8. What would you do if you were in the same position your character is in?

Die.  I have all kinds of power tools but they are useless without power.  I have worked on family and friends houses but no idea how to build one from scratch despite having seen it done many times.  While I can grow a garden and raise livestock because I still live on a farm, I can only grow the garden if I can buy seeds at a store.  I can only raise the livestock if I have shelter and feed for them.
When I was a child, the “family farm” was this idyllic thing most conjure up the image of. A barn with some chickens, pigs, cattle, etc. along with a large garden. The chickens doubled as both a food source and insect control for the garden. In short, the poverty of the life forced a level of self sufficiency on the people which is unheard of today.
If you take away one lesson from Hurricane Sandy it should be this: Every disaster recovery plan in existence isn't worth the paper its printed on.

9. If your story came true, but humanity wasn't wiped out, how do you think we'd adapt?

If any of the existing upper class or 1-percenters survive, we would almost instantly devolve into some kind of totalitarian dark ages while they tried to create their own personal Elysium.

10. You said you want to see Transfixion as a film.
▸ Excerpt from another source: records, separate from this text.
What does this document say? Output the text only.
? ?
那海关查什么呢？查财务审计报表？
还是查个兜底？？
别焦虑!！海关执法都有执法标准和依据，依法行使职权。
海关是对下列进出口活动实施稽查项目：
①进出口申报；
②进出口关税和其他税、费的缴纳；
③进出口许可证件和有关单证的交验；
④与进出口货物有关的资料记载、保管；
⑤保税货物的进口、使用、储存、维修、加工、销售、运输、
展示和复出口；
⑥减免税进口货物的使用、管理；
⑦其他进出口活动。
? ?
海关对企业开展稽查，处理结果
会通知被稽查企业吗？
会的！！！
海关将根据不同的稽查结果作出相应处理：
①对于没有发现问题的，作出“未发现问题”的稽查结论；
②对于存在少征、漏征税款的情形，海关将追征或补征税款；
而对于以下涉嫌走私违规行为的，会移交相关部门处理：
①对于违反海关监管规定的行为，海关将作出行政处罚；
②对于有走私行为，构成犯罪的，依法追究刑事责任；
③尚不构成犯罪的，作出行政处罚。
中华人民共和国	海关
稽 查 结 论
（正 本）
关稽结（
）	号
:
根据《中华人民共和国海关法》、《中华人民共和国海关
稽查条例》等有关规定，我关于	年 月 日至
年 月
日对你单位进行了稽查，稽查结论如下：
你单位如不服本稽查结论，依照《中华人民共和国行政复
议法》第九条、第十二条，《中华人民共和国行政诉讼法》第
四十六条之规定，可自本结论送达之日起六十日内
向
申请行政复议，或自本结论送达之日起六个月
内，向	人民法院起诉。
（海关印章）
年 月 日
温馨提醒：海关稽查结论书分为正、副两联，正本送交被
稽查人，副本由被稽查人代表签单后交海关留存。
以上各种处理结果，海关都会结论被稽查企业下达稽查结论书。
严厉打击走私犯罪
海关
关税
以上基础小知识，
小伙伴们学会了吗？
Who do you want to see play your characters?

I don't know anything about Transfixion.  I know that if John Smith is turned into a movie it should be done in a single setting with lots of clips from old movies like that black and white thing WGN used to run about the fall of Atlantis and clips from other shows which cover the topics discussed in the book.  Some could be with sound but most would probably be silent.  Susan should be a complete unknown.  This type of science fiction works well with unknowns.
John Smith should be a highly recognized voice from the science fiction world.  If they end up with someone like Patrick Stewart then the movie should be shot like Jaws, where you don't see his face until the very end, when he is delivering the line about journalists.  If they get a great voice with a not well known face, such as either the gentleman who played G'Kar on Babylon 5, or Warf on Star Trek TNG then they wouldn't necessarily have to do the Jaws style shooting.11. Where do you see yourself and your career in the next ten years?Hopefully, every close to being able to retire from my day job so I can spend my days enjoying life more and writing more books.

12. What would you be doing if you weren't writing?

This question seems to be on every author question list ever put forth for an author interview.  It makes a grand (and incorrect) assumption the writer/author earns a full time living from writing. Very few writers make a living writing full time. With companies like Amazon trying to give writers products away for free to sell more Kindles, full time writers will be a perpetually shrinking number. Sadly our culture is fixated on “free-hoarding.”  Generally speaking, if you downloaded it for free, the author/creator didn't get paid.
Like the vast majority of authors you will interview, I have a day job.  My day job is IT consulting.

13. Can you tell KSR what you're working on next?

“Lesedi: The Greatest Lie Ever Told”

14. What authors, dead or alive, would you like to collaborate with?

None that I know of.  As I stated before, when John Smith becomes a resounding financial success I would like to identify a gifted, unknown, just-starting-out young writer to collaborate with on “John Smith: The Last Gift of Atlantis” but that is some time off.

15. Thank you for participating in the interview. Can you please leave the readers with three things that may surprise them about you?

I don't know about 3 things.  They might be surprised to learn I used to have a hobby of water well drilling and even owned a Failing 1250 drilling rig.  (Failing was the brand, not the condition.)
I still keep a CDL which allows me to drive 18 wheelers so I can help with harvest when I'm home.
I find squirrels highly entertaining, but mostly because they torment my dog. If it wasn't for those squirrels he wouldn't get any exercise.